Die Wiederholung machte die steilen Thesen zwar nicht besser, bis auf den früheren US-Botschafter John Kornblum wollte sich aber niemand in der Runde mehr so richtig darüber aufregen. Möglicherweise hatten der Präsident des EU-Parlaments, Martin Schulz und der ebenfalls eingeladene ehemalige Generalinspekteur der Bundeswehr, Harald Kujat, aber auch schlicht die Sinnlosigkeit eingesehen, sich auf eine Diskussion mit der streitbaren Journalistin einzulassen. Nur einmal wurde es auch dem Sozialdemokraten Schulz zu viel, als er einwarf, dass man nicht vergessen dürfe, Putin sei kein Friedensengel und sein Konzept der gelenkten Demokratie sei nun auch nicht gerade sehr sympathisch.
Korrespondenten-Frage in der ARD
Da wollte Gabriele Krone-Schmalz aber lieber darüber reden, dass sie die Dinge gerne vom Anfang her denke und Russland deshalb früher hätte einbezogen werden müssen. Was das allerdings angesichts eines Krieges heißt, der jeden Tag neue Opfer fordert, verriet sie nicht.

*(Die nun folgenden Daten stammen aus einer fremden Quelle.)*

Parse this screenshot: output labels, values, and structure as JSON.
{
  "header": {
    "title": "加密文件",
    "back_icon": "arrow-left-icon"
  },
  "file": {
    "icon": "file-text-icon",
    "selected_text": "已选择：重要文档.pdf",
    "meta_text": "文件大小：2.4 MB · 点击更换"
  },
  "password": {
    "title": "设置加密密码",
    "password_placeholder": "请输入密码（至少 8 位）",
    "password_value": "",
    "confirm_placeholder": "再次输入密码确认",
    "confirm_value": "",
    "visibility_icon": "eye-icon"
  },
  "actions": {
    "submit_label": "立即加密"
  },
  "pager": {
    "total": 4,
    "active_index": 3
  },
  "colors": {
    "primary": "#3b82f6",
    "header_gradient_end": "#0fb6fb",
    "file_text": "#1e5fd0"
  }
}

Deshalb hätte man schon mal gerne gewusst, warum die ARD immer wieder eine ehemalige Korrespondentin einlädt, die zuletzt 1991 für den Sender aus Moskau berichtet hat. Es ist ja nicht so, als ob es jetzt keine guten Korrespondenten in Russland mehr gäbe; Golineh Atai wurde für ihre Arbeit 2014 vom Mediummagazin sogar als Journalistin des Jahres geehrt. Aber sei’s drum. In der sorgsam austarierten Arithmetik der Talkshow-Gäste hatte Gabriele Krone-Schmalz wohl ihre Funktion erfüllt.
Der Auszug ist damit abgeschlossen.